Let me start by welcoming you to Murmur Library!
Murmur started as an act of resistance, and took shape in the form of a little physical space with shelves, couches and a large stack of books in Naarm/Melbourne, Australia.
The idea for the space came from a really humble, yet complexly layered place; a kitchen table with my best friend/housemate and my partner. Meandering conversations about white supremacy, intersectional feminism, unlearning our own internalised racism and books (so many books), took place over countless bottles of wine and cigarettes.
These conversations and the books I read shaped so much of who I am, and I desperately craved community and spaces to further explore this literature, and to find and give space to like minded people of colour, where they would feel safe and prioritised.
I built Murmur with the idea that I would curate a collection of books focused on decolonising the library space by housing books written exclusively by authors of colour. It began with a stack of books from my own shelves at home, and slowly with incredible community contributions, the collection has grown to be over 500 books strong. The other surprising development of creating this library space has been that it has become about so much more than just books. We have held space for book clubs, spoken word evenings and book launches, all with the shared goal of decolonising, and decentring whiteness.
Now that I have gotten quite comfortable with existing and resisting in physical spaces, I’ve been craving a more abstract place to explore and create community, and this is where this newsletter comes in.

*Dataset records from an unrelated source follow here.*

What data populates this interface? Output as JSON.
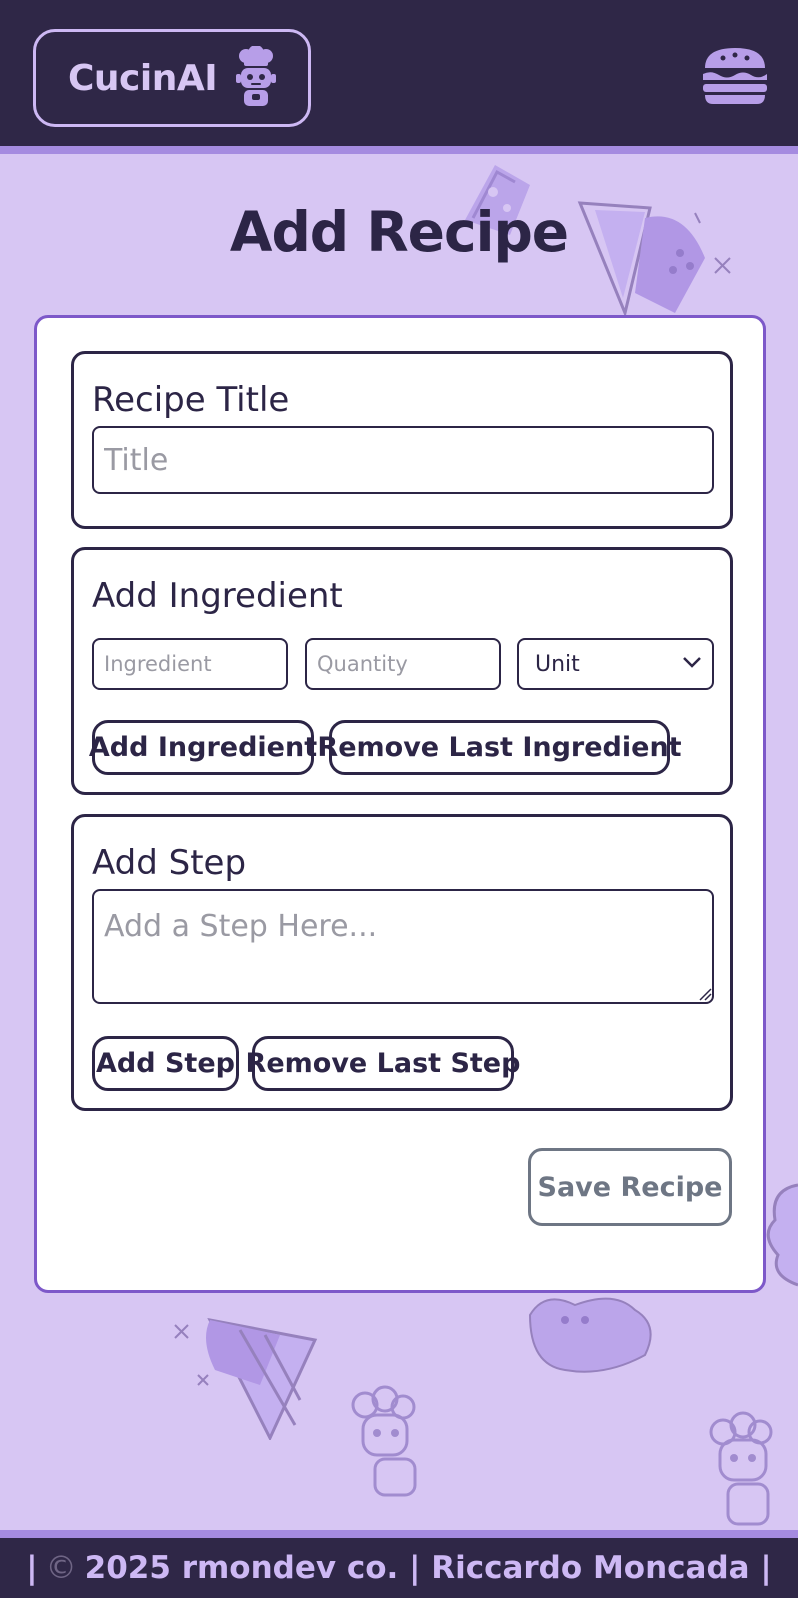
{
  "header": {
    "brand_name": "CucinAI",
    "brand_icon": "chef-icon",
    "menu_icon": "burger-menu-icon"
  },
  "page": {
    "title": "Add Recipe"
  },
  "recipe_title": {
    "label": "Recipe Title",
    "placeholder": "Title",
    "value": ""
  },
  "ingredient": {
    "label": "Add Ingredient",
    "ingredient_placeholder": "Ingredient",
    "quantity_placeholder": "Quantity",
    "unit_selected": "Unit",
    "add_label": "Add Ingredient",
    "remove_label": "Remove Last Ingredient"
  },
  "step": {
    "label": "Add Step",
    "placeholder": "Add a Step Here...",
    "add_label": "Add Step",
    "remove_label": "Remove Last Step"
  },
  "save_label": "Save Recipe",
  "footer": {
    "prefix": "|",
    "copyright_symbol": "©",
    "text": "2025 rmondev co. | Riccardo Moncada |"
  },
  "colors": {
    "header_bg": "#2f2747",
    "page_bg": "#d7c6f3",
    "accent": "#a58be0",
    "card_border": "#7d58c9",
    "text_dark": "#2c2546"
  }
}
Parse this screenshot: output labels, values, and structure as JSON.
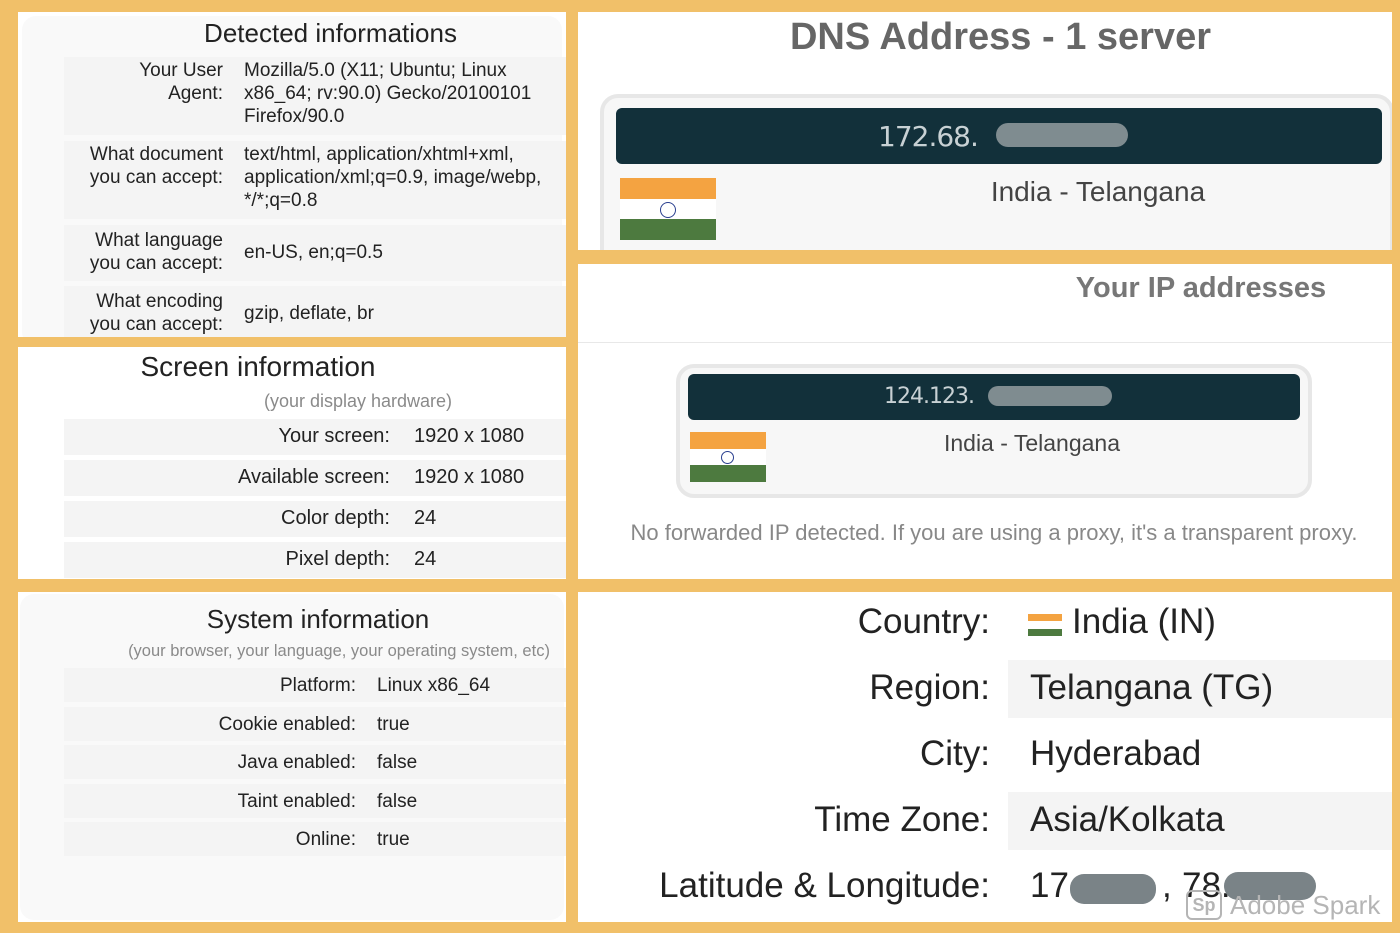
{
  "detected": {
    "title": "Detected informations",
    "rows": [
      {
        "key_line1": "Your User",
        "key_line2": "Agent:",
        "value_lines": [
          "Mozilla/5.0 (X11; Ubuntu; Linux",
          "x86_64; rv:90.0) Gecko/20100101",
          "Firefox/90.0"
        ]
      },
      {
        "key_line1": "What document",
        "key_line2": "you can accept:",
        "value_lines": [
          "text/html, application/xhtml+xml,",
          "application/xml;q=0.9, image/webp,",
          "*/*;q=0.8"
        ]
      },
      {
        "key_line1": "What language",
        "key_line2": "you can accept:",
        "value_lines": [
          "en-US, en;q=0.5"
        ]
      },
      {
        "key_line1": "What encoding",
        "key_line2": "you can accept:",
        "value_lines": [
          "gzip, deflate, br"
        ]
      }
    ]
  },
  "screen": {
    "title": "Screen information",
    "subtitle": "(your display hardware)",
    "rows": [
      {
        "key": "Your screen:",
        "value": "1920 x 1080"
      },
      {
        "key": "Available screen:",
        "value": "1920 x 1080"
      },
      {
        "key": "Color depth:",
        "value": "24"
      },
      {
        "key": "Pixel depth:",
        "value": "24"
      }
    ]
  },
  "system": {
    "title": "System information",
    "subtitle": "(your browser, your language, your operating system, etc)",
    "rows": [
      {
        "key": "Platform:",
        "value": "Linux x86_64"
      },
      {
        "key": "Cookie enabled:",
        "value": "true"
      },
      {
        "key": "Java enabled:",
        "value": "false"
      },
      {
        "key": "Taint enabled:",
        "value": "false"
      },
      {
        "key": "Online:",
        "value": "true"
      }
    ]
  },
  "dns": {
    "title": "DNS Address - 1 server",
    "ip_prefix": "172.68.",
    "location": "India - Telangana"
  },
  "ip": {
    "title": "Your IP addresses",
    "ip_prefix": "124.123.",
    "location": "India - Telangana",
    "note": "No forwarded IP detected. If you are using a proxy, it's a transparent proxy."
  },
  "geo": {
    "rows": [
      {
        "key": "Country:",
        "value": "India (IN)"
      },
      {
        "key": "Region:",
        "value": "Telangana (TG)"
      },
      {
        "key": "City:",
        "value": "Hyderabad"
      },
      {
        "key": "Time Zone:",
        "value": "Asia/Kolkata"
      },
      {
        "key": "Latitude & Longitude:",
        "value_a": "17.",
        "sep": ",",
        "value_b": "78."
      }
    ]
  },
  "watermark": {
    "logo": "Sp",
    "text": "Adobe Spark"
  },
  "colors": {
    "frame": "#f1c069",
    "ip_bar": "#12303a",
    "saffron": "#f4a341",
    "green": "#4d7a3f",
    "chakra": "#2a3f8f"
  }
}
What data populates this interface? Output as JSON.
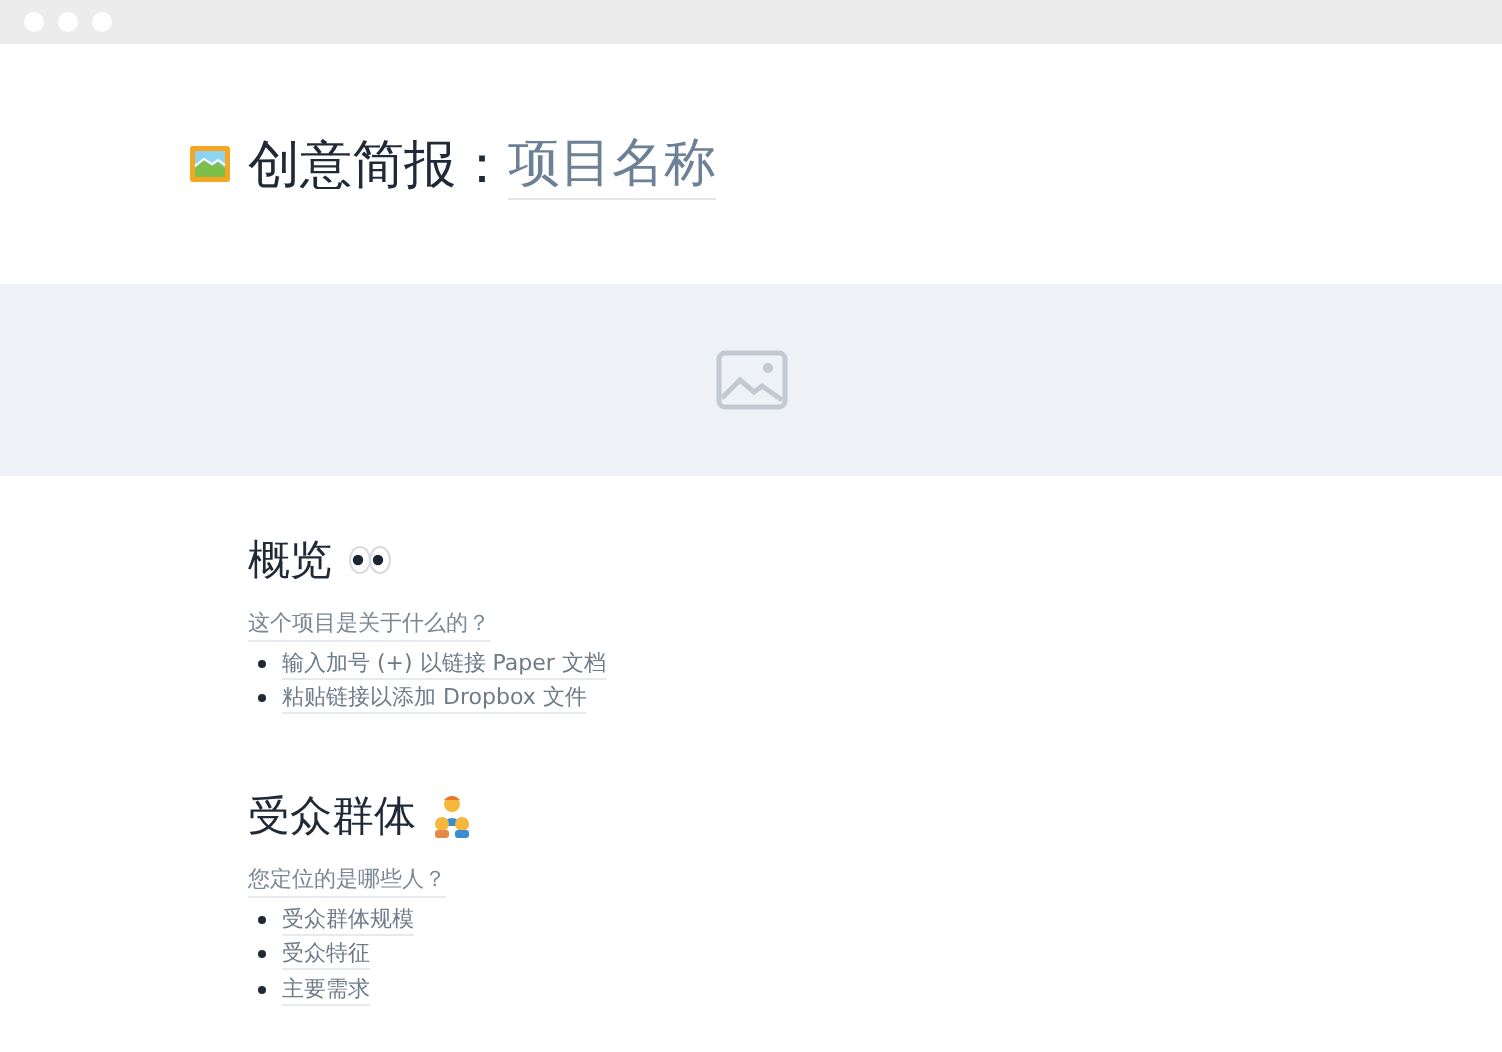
{
  "title": {
    "text": "创意简报：",
    "placeholder": "项目名称"
  },
  "sections": [
    {
      "heading": "概览",
      "kind": "eyes",
      "prompt": "这个项目是关于什么的？",
      "bullets": [
        "输入加号 (+) 以链接 Paper 文档",
        "粘贴链接以添加 Dropbox 文件"
      ]
    },
    {
      "heading": "受众群体",
      "kind": "family",
      "prompt": "您定位的是哪些人？",
      "bullets": [
        "受众群体规模",
        "受众特征",
        "主要需求"
      ]
    }
  ]
}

Here, I’m hoping to share the meandering conversations I’ve been recently having in my mind with the different texts I’ve been consuming as both a form of recommendation and documentation. As a black woman I am (of course) deeply obsessed with Toni Morrison, and I’ve been thinking alot lately about her concept of Rememory, the performative act of recollecting and remembering, of memory versus memorylessness, memory as a physical form to inform and ignore.
“I was talking about time. It’s so hard for me to believe in it. Some things go. Pass on. Some things just stay. I used to think it was my rememory. You know. Some things you forget. Other things you never do. But it’s not. Places, places are still there. If a house burns down, it’s gone, but the place—the picture of it—stays, and not just in my rememory, but out there, in the world. What I remember is a picture floating around out there outside my head. I mean, even if I don’t think it, even if I die, the picture of what I did, or knew, or saw is still out there. Right in the place where it happened.’ ‘Can other people see it?’ asked Denver. ‘Oh, yes. Oh, yes, yes, yes. Someday you be walking down the road and you hear something or see something going on. So clear. And you think it’s you thinking it up. A thought picture. But no. It’s when you bump into a rememory that belongs to somebody else.’” - Toni Morrison, Beloved.
So let’s think of this little non-physical space, born of a very special physical space, as an act of exploring rememory, thanks for joining me!